I'm in a better place as 2015 starts and I'm enjoying the new path that I'm making for myself.  There are scary and exciting things ahead.  And I can't wait to see what happens next.

28 December 2014

Normal is bullshit

https://www.flickr.com/photos/35034345972@N01/5432567658/ 
"You look stupid doing that, you know?"
"That makes you look stupid."
"You don't want to look stupid do you?"

Over the last few years I've had all of those things said to me.  Because, you know insulting someone to get them to conform to your expectations is the best way to make people feel good about themselves right?  And I get it, I do, sometimes people said these things with the best of intentions.  They were trying to help me fit in.  To be "normal."  And for a long time that was something that I wanted.

Growing up I was the quiet, shy kid, which meant that people didn't know what to do with me other than I didn't fit in.  I was with the art crowd in college, although I was still a bit on the outside because I was an art education major so for a time I wasn't a "real artist," but I at least had people to trust and be with.  Then I started dealing with depression and anxiety, and well...I'll just say that apparently some in that community feel that there should be a "normal" way of dealing with both of those things. And god help me when I was diagnosed as being on the Asperger's spectrum, I was told that I needed to work harder to fit back in and do my best to be normal.

And there were times I went with it.  Because I mean lets be honest here, we all want to fit in most of the time.  To be comfortable in our own skins.  To belong.  To be "normal."
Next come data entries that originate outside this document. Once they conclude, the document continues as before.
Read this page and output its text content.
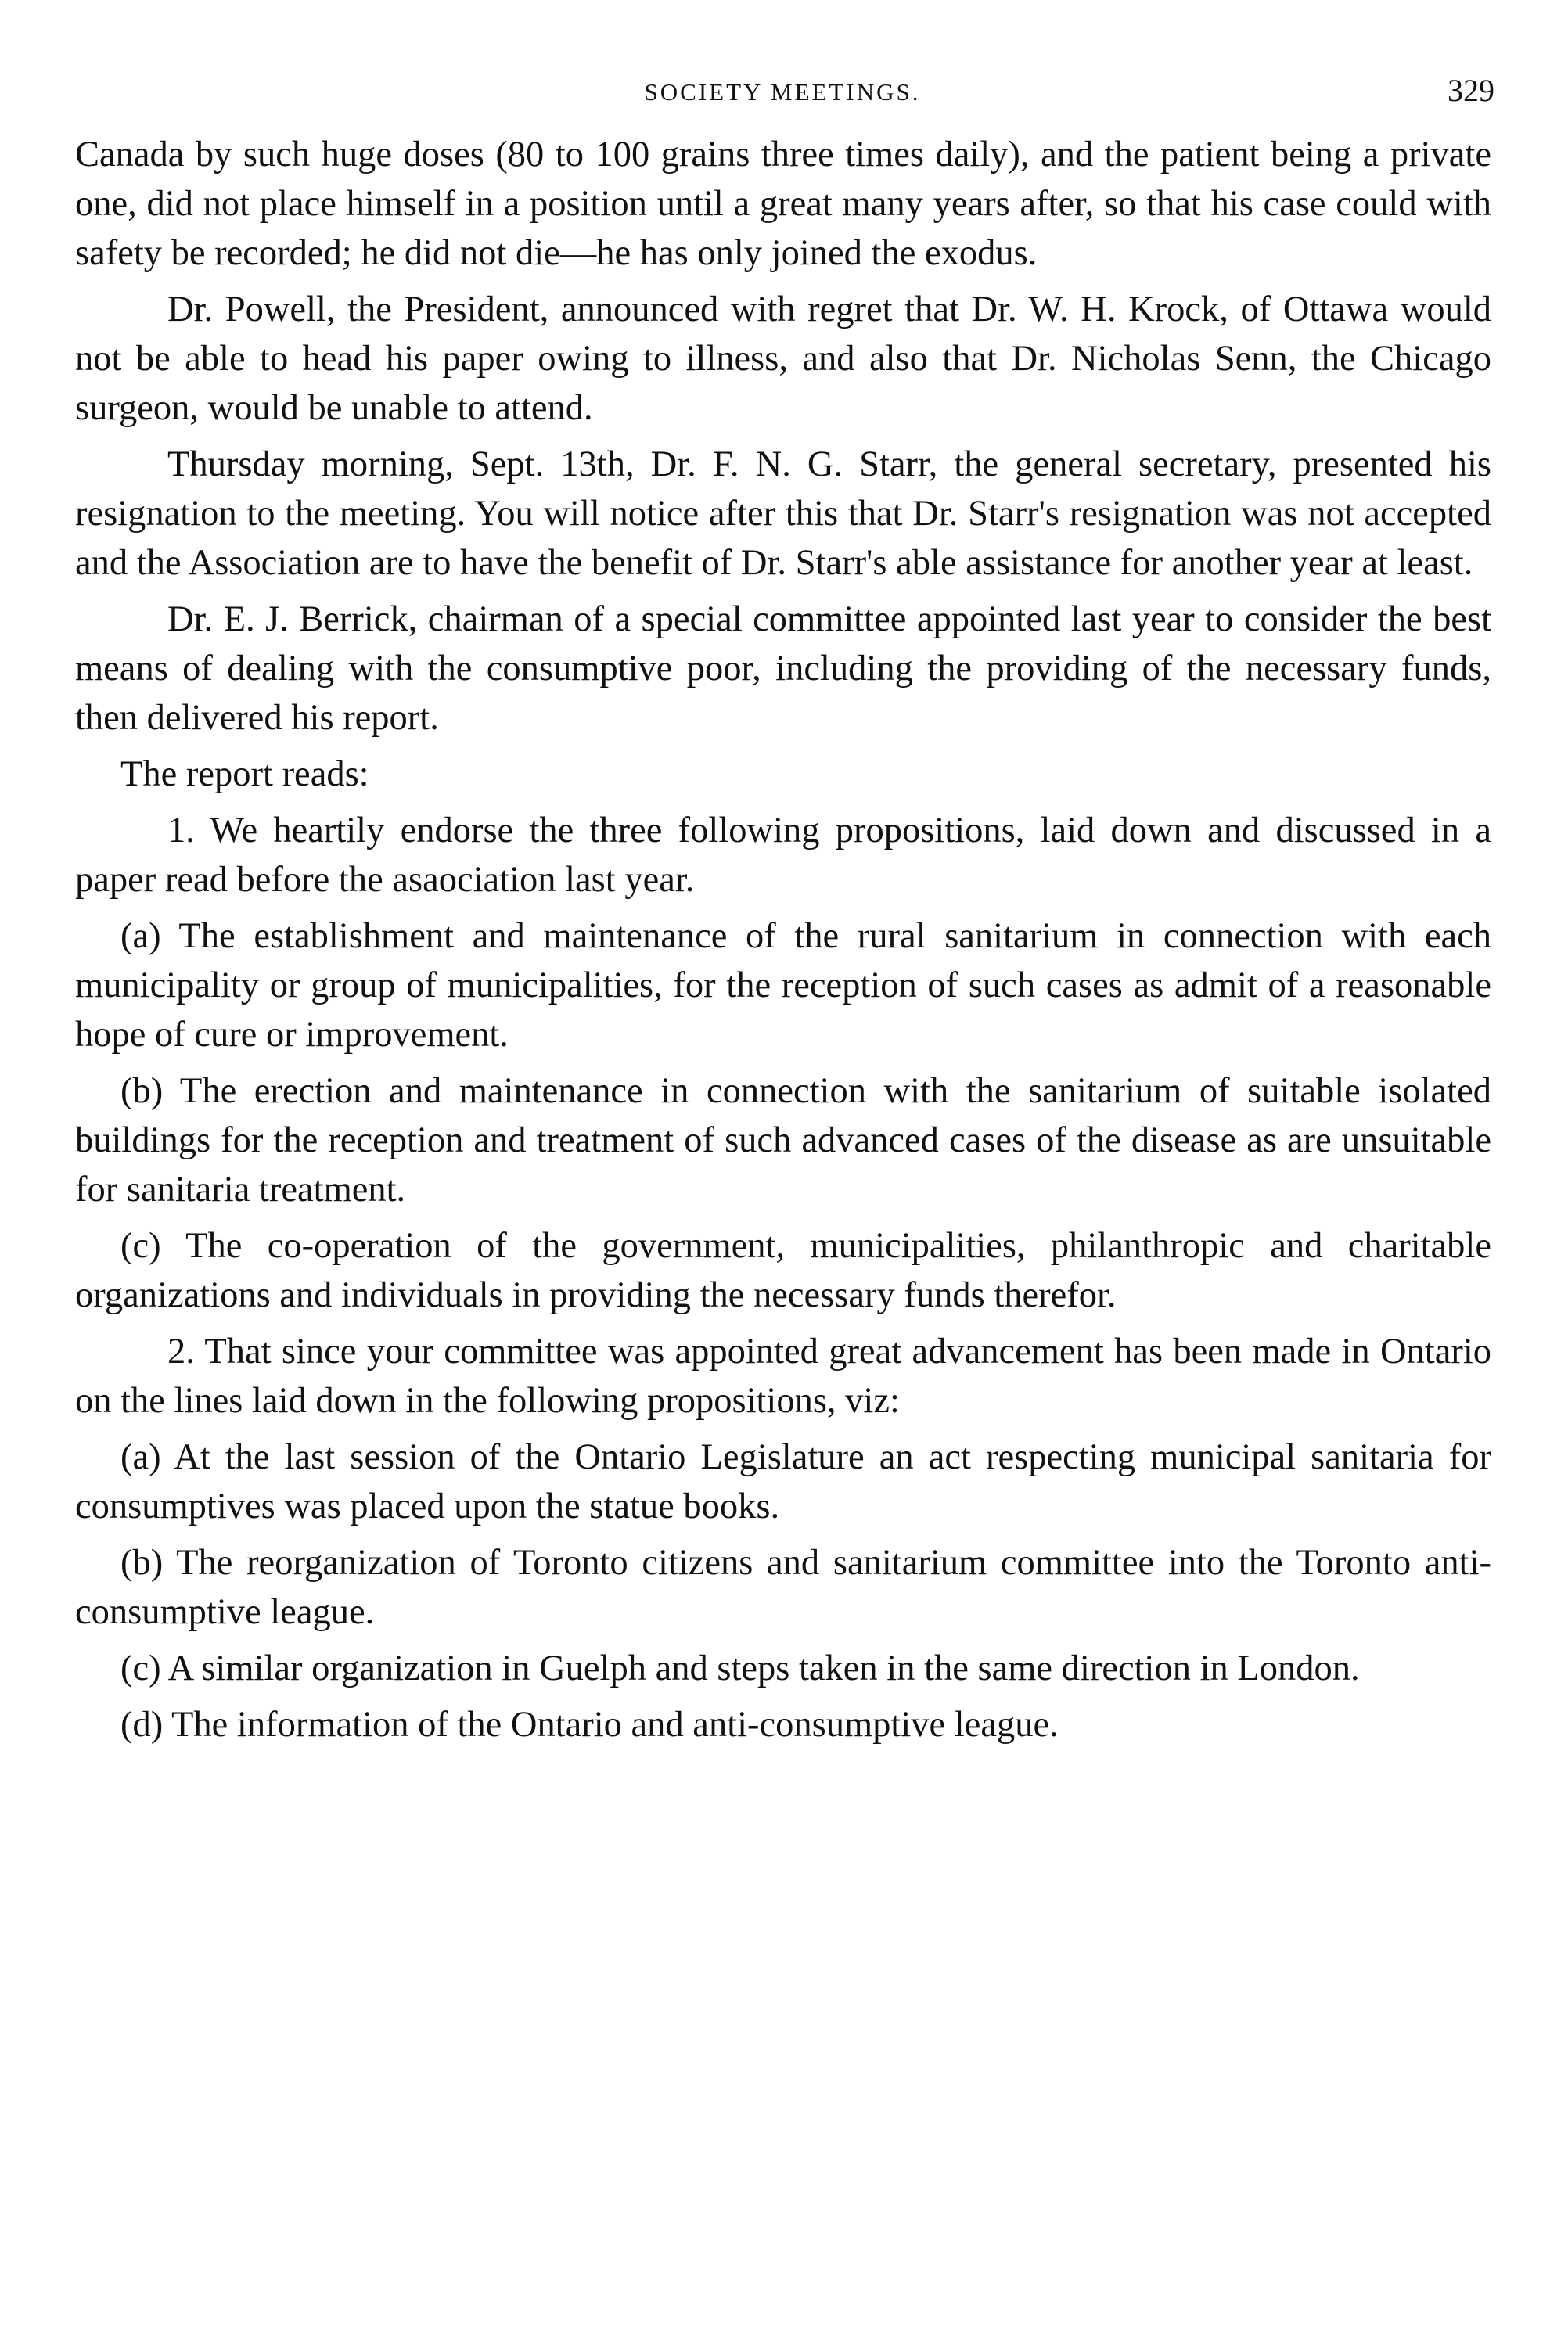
SOCIETY MEETINGS.	329

Canada by such huge doses (80 to 100 grains three times daily), and the patient being a private one, did not place himself in a position until a great many years after, so that his case could with safety be recorded; he did not die—he has only joined the exodus.

Dr. Powell, the President, announced with regret that Dr. W. H. Krock, of Ottawa would not be able to head his paper owing to illness, and also that Dr. Nicholas Senn, the Chicago surgeon, would be unable to attend.

Thursday morning, Sept. 13th, Dr. F. N. G. Starr, the general secretary, presented his resignation to the meeting. You will notice after this that Dr. Starr's resignation was not accepted and the Association are to have the benefit of Dr. Starr's able assistance for another year at least.

Dr. E. J. Berrick, chairman of a special committee appointed last year to consider the best means of dealing with the consumptive poor, including the providing of the necessary funds, then delivered his report.

The report reads:

1. We heartily endorse the three following propositions, laid down and discussed in a paper read before the asaociation last year.

(a) The establishment and maintenance of the rural sanitarium in connection with each municipality or group of municipalities, for the reception of such cases as admit of a reasonable hope of cure or improvement.

(b) The erection and maintenance in connection with the sanitarium of suitable isolated buildings for the reception and treatment of such advanced cases of the disease as are unsuitable for sanitaria treatment.

(c) The co-operation of the government, municipalities, philanthropic and charitable organizations and individuals in providing the necessary funds therefor.

2. That since your committee was appointed great advancement has been made in Ontario on the lines laid down in the following propositions, viz:

(a) At the last session of the Ontario Legislature an act respecting municipal sanitaria for consumptives was placed upon the statue books.

(b) The reorganization of Toronto citizens and sanitarium committee into the Toronto anti-consumptive league.

(c) A similar organization in Guelph and steps taken in the same direction in London.

(d) The information of the Ontario and anti-consumptive league.
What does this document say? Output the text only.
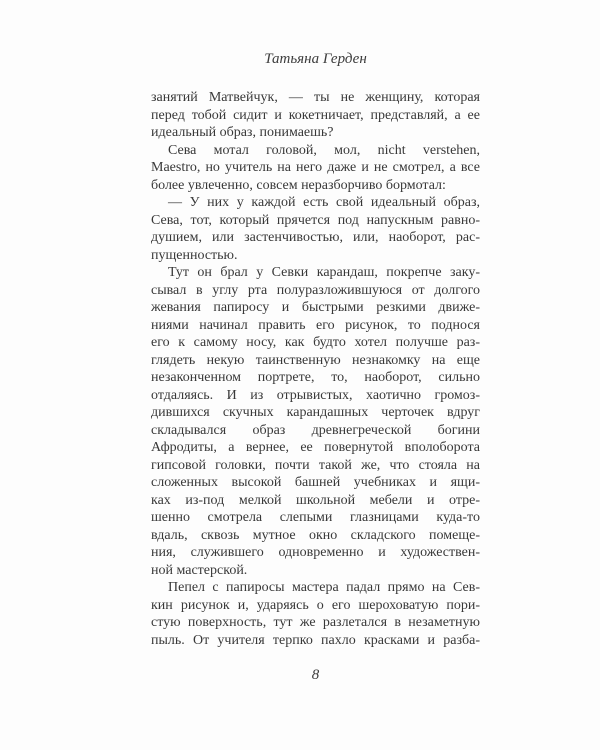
Татьяна Герден
занятий Матвейчук, — ты не женщину, которая
перед тобой сидит и кокетничает, представляй, а ее
идеальный образ, понимаешь?
Сева мотал головой, мол, nicht verstehen,
Maestro, но учитель на него даже и не смотрел, а все
более увлеченно, совсем неразборчиво бормотал:
— У них у каждой есть свой идеальный образ,
Сева, тот, который прячется под напускным равно-
душием, или застенчивостью, или, наоборот, рас-
пущенностью.
Тут он брал у Севки карандаш, покрепче заку-
сывал в углу рта полуразложившуюся от долгого
жевания папиросу и быстрыми резкими движе-
ниями начинал править его рисунок, то поднося
его к самому носу, как будто хотел получше раз-
глядеть некую таинственную незнакомку на еще
незаконченном портрете, то, наоборот, сильно
отдаляясь. И из отрывистых, хаотично громоз-
дившихся скучных карандашных черточек вдруг
складывался образ древнегреческой богини
Афродиты, а вернее, ее повернутой вполоборота
гипсовой головки, почти такой же, что стояла на
сложенных высокой башней учебниках и ящи-
ках из-под мелкой школьной мебели и отре-
шенно смотрела слепыми глазницами куда-то
вдаль, сквозь мутное окно складского помеще-
ния, служившего одновременно и художествен-
ной мастерской.
Пепел с папиросы мастера падал прямо на Сев-
кин рисунок и, ударяясь о его шероховатую пори-
стую поверхность, тут же разлетался в незаметную
пыль. От учителя терпко пахло красками и разба-
8
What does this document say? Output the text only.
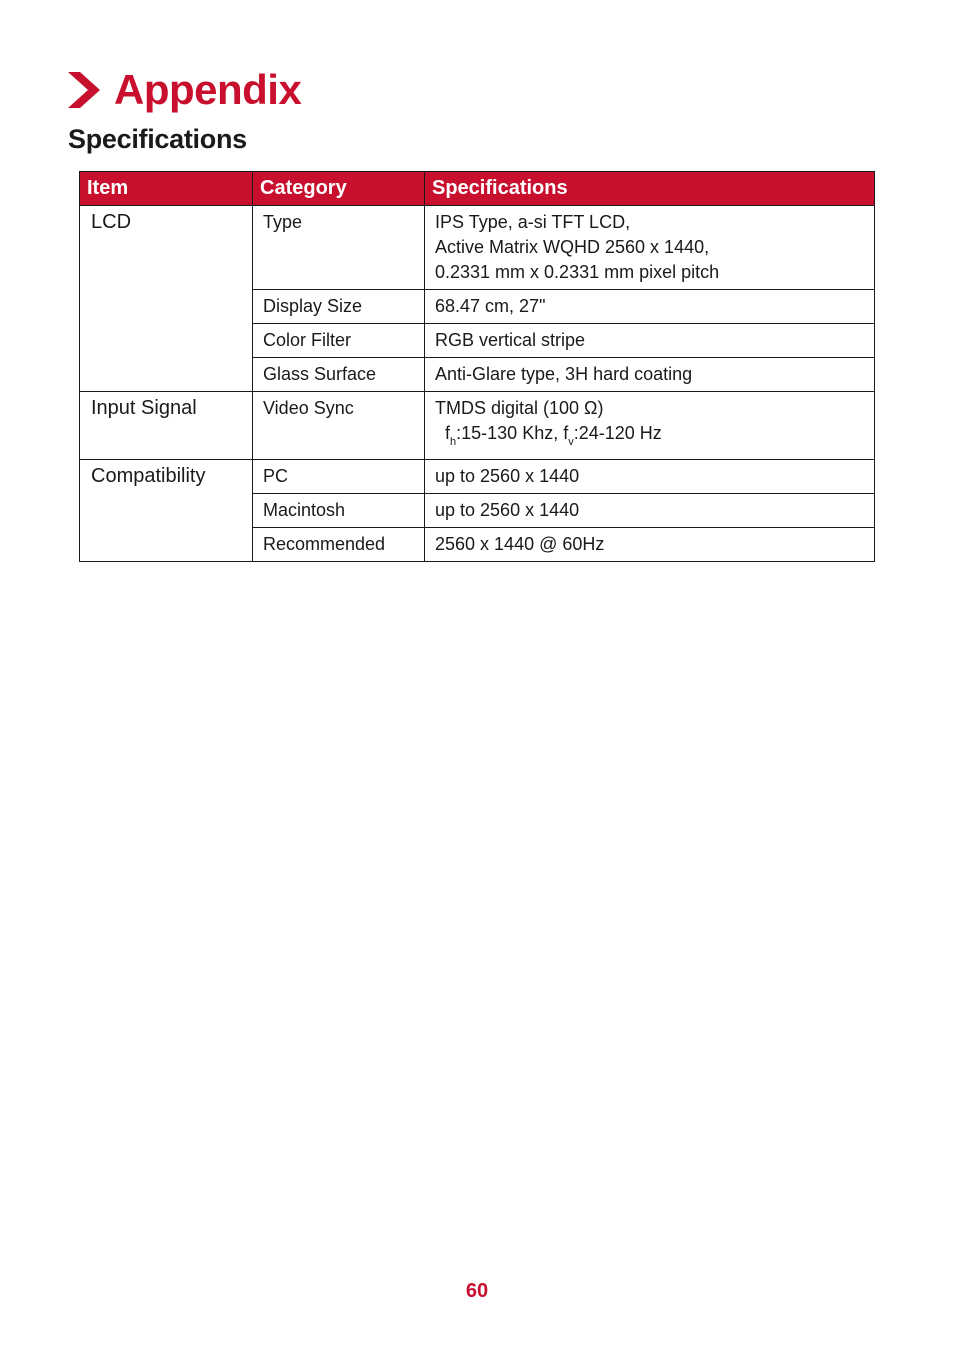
Appendix
Specifications
Item	Category	Specifications
LCD	Type	IPS Type, a-si TFT LCD,
Active Matrix WQHD 2560 x 1440,
0.2331 mm x 0.2331 mm pixel pitch

	Display Size	68.47 cm, 27"
	Color Filter	RGB vertical stripe
	Glass Surface	Anti-Glare type, 3H hard coating
Input Signal	Video Sync	TMDS digital (100 Ω)
$f_h:15-130$ Khz, $f_v:24-120$ Hz

Compatibility	PC	up to 2560 x 1440
	Macintosh	up to 2560 x 1440
	Recommended	2560 x 1440 @ 60Hz
60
But over the last several months I've realized that the entire idea of being "normal" is complete and utter and absolute bullshit.  Normal doesn't exist, at least not the way we keep trying to assign it on a societal level.  Every person has their own level of what they consider normal.  Of where our moods should be, of how we should feel, of how we should look, etc.  But this should never be considered a measuring point for anyone else.  Ever.

Its time that we stop shoving people in boxes and telling them that can only be "normal" if they conform and fit in that box.  It's time that we stop talking about what "normal" is and encourage people to be comfortable in their own skins.  To find their own level of where they feel right by their standards, not society.